Facts bear this out. Consider the losers. The top 50 companies in terms of market capitalisation in January 1997 dropped their average ranking by 30 notches in January 2005 — within eight years of the screws being tightened. Thus, a company ranked 25th in 1997 fell to being 55th in 2005. For the top 100 companies, the average drop in rank was even more precipitous — a fall of 54 points. And for the top 200, it has been worse still — an average drop of 90 points. Here are some  examples. Remember a  blue chip called Bombay Dyeing? It was already heading south in 1997 and was ranked 95th; by January 2005, it had fallen by another 115 places. Or Century Enka, which fell in rank by 168 places.
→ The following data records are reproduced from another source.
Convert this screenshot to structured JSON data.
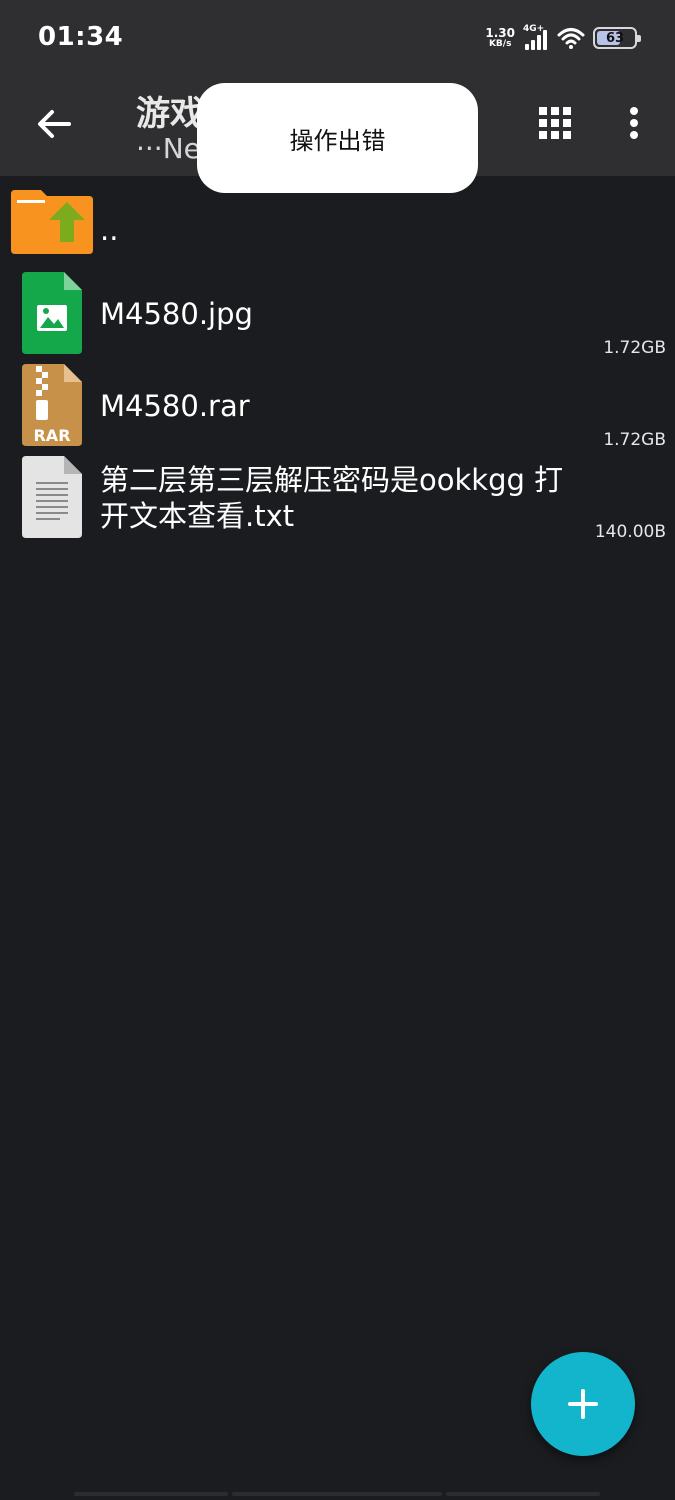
{
  "status_bar": {
    "time": "01:34",
    "net_speed": "1.30",
    "net_speed_unit": "KB/s",
    "network_type": "4G+",
    "battery_level": "63",
    "battery_fraction": 0.63
  },
  "app_bar": {
    "title": "游戏",
    "subtitle": "···Ne",
    "back_icon": "arrow-left-icon",
    "view_toggle_icon": "grid-icon",
    "overflow_icon": "more-vert-icon"
  },
  "toast": {
    "message": "操作出错"
  },
  "files": [
    {
      "name": "..",
      "size": "",
      "icon": "folder-up-icon"
    },
    {
      "name": "M4580.jpg",
      "size": "1.72GB",
      "icon": "image-file-icon"
    },
    {
      "name": "M4580.rar",
      "size": "1.72GB",
      "icon": "rar-archive-icon",
      "badge": "RAR"
    },
    {
      "name": "第二层第三层解压密码是ookkgg  打开文本查看.txt",
      "name_line1": "第二层第三层解压密码是ookkgg  打",
      "name_line2": "开文本查看.txt",
      "size": "140.00B",
      "icon": "text-file-icon"
    }
  ],
  "fab": {
    "icon": "plus-icon"
  },
  "colors": {
    "background": "#1b1c20",
    "bar": "#2f2f31",
    "accent": "#12b5cb",
    "folder": "#f7931e",
    "image_file": "#14a84b",
    "archive": "#c8914a"
  }
}
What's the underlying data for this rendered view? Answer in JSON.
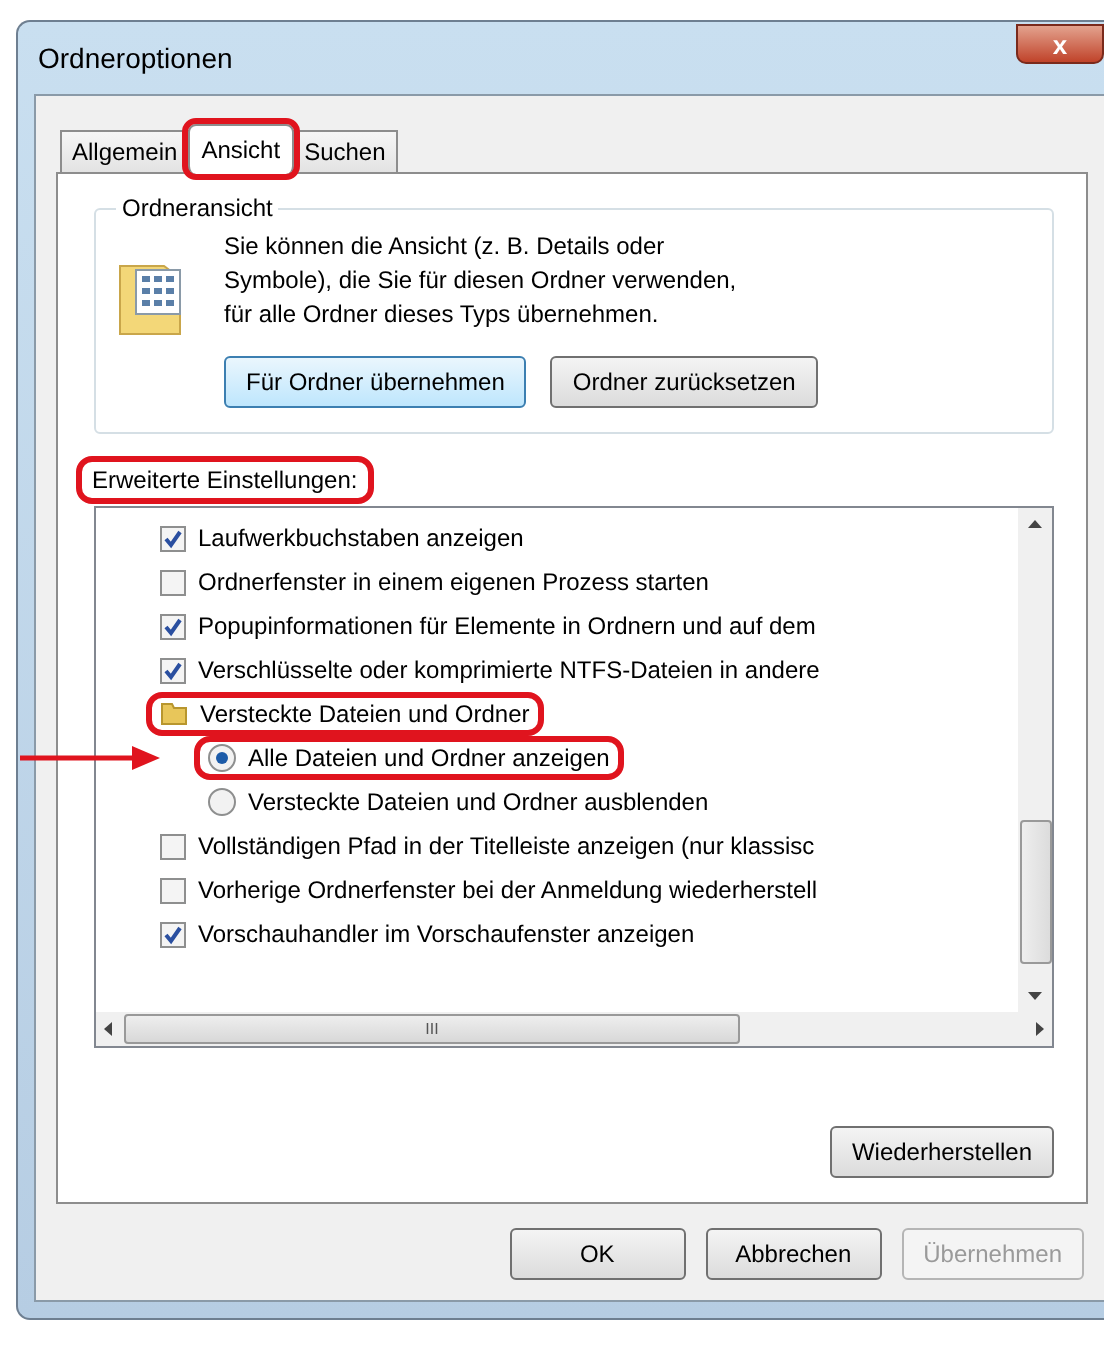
{
  "window": {
    "title": "Ordneroptionen",
    "close": "x"
  },
  "tabs": [
    {
      "label": "Allgemein",
      "selected": false,
      "highlighted": false
    },
    {
      "label": "Ansicht",
      "selected": true,
      "highlighted": true
    },
    {
      "label": "Suchen",
      "selected": false,
      "highlighted": false
    }
  ],
  "folder_view": {
    "legend": "Ordneransicht",
    "text": "Sie können die Ansicht (z. B. Details oder Symbole), die Sie für diesen Ordner verwenden, für alle Ordner dieses Typs übernehmen.",
    "buttons": [
      {
        "label": "Für Ordner übernehmen",
        "focused": true
      },
      {
        "label": "Ordner zurücksetzen",
        "focused": false
      }
    ]
  },
  "advanced": {
    "label": "Erweiterte Einstellungen:",
    "highlighted": true,
    "items": [
      {
        "kind": "checkbox",
        "label": "Laufwerkbuchstaben anzeigen",
        "checked": true,
        "highlighted": false
      },
      {
        "kind": "checkbox",
        "label": "Ordnerfenster in einem eigenen Prozess starten",
        "checked": false,
        "highlighted": false
      },
      {
        "kind": "checkbox",
        "label": "Popupinformationen für Elemente in Ordnern und auf dem",
        "checked": true,
        "highlighted": false
      },
      {
        "kind": "checkbox",
        "label": "Verschlüsselte oder komprimierte NTFS-Dateien in andere",
        "checked": true,
        "highlighted": false
      },
      {
        "kind": "folder",
        "label": "Versteckte Dateien und Ordner",
        "highlighted": true,
        "children": [
          {
            "kind": "radio",
            "label": "Alle Dateien und Ordner anzeigen",
            "selected": true,
            "highlighted": true,
            "pointer": true
          },
          {
            "kind": "radio",
            "label": "Versteckte Dateien und Ordner ausblenden",
            "selected": false,
            "highlighted": false,
            "pointer": false
          }
        ]
      },
      {
        "kind": "checkbox",
        "label": "Vollständigen Pfad in der Titelleiste anzeigen (nur klassisc",
        "checked": false,
        "highlighted": false
      },
      {
        "kind": "checkbox",
        "label": "Vorherige Ordnerfenster bei der Anmeldung wiederherstell",
        "checked": false,
        "highlighted": false
      },
      {
        "kind": "checkbox",
        "label": "Vorschauhandler im Vorschaufenster anzeigen",
        "checked": true,
        "highlighted": false
      }
    ],
    "hscroll_label": "III",
    "restore_button": "Wiederherstellen"
  },
  "buttons": [
    {
      "label": "OK",
      "disabled": false
    },
    {
      "label": "Abbrechen",
      "disabled": false
    },
    {
      "label": "Übernehmen",
      "disabled": true
    }
  ]
}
Or Escorts, which plummeted from being 84th in 1997 to 284th in 2005.

 

The power this churn was not only in throwing out losers but in spewing winners with even greater force. Infosys was ranked 82nd in 1997; it rose to being 6th in 2005. Wipro’s rank increased from 92nd to 7th. Hero Honda raised its ranking from 85th to 30th; Ranbaxy from 28th to 14th; HDFC Bank from 62nd to 20th; Zee from 193rd to 44th; and Bharat Forge from 114th to 70th. Bharti — ranked 8th today — wasn’t even listed; as was the case of NTPC (ranked 3rd), TCS (ranked 4th), ICICI Bank (ranked 12th), Maruti (ranked 23rd), or Biocon (ranked 58th).

 

What has this churn done to Indian business? At the bottom of the pack are companies that  have become history. But the more exciting news is that entrepreneurs and managers have  rapidly morphed themselves to deal with a more competitive world. Aditya Birla was a great entrepreneur; but I dare say that Kumar Mangalam will prove himself to be better. Rahul Bajaj will always be gutsy; but Rajiv Bajaj is more than equal to the task of growing Bajaj Auto. Venu Srinivasan is a class act. Sunil Mittal is driving his group in ways that couldn’t be imagined a generation ago. Baba Kalyani has transformed Bharat Forge from being a competent forging company to being the second largest in the world. Ratan Tata and his merry men are hungry for more international acquisitions. Anand Mahindra is piloting his company into a growth trajectory than what his uncle, Keshub, may not have imagined. Gautam Thapar is determinedly rebuilding Ballarpur and Crompton Greaves. Azim Premji and Nandan Nilekani are not satisfied by leading billion dollar companies; they want to hit the two and then five billion mark as fast as possible, preferably each before the other. K. V. Kamath has transformed ICICI Bank and taken it to a level that Narayan Vaghul — no mean a manager — could not have dreamt of. The list of those who have changed is huge, and growing.

 

The next ten years will see more ferocious competition and an even greater churn. The wonderful thing is that today’s Indian managers and entrepreneurs have proven themselves capable of radical change. In 1997-98, they were crying about mythical Chinese competition and wanted anti-dumping duties at the drop of a hat. Today, they want to do business with the middle kingdom. That’s change for you — the confidence which comes from performance. And may it continue.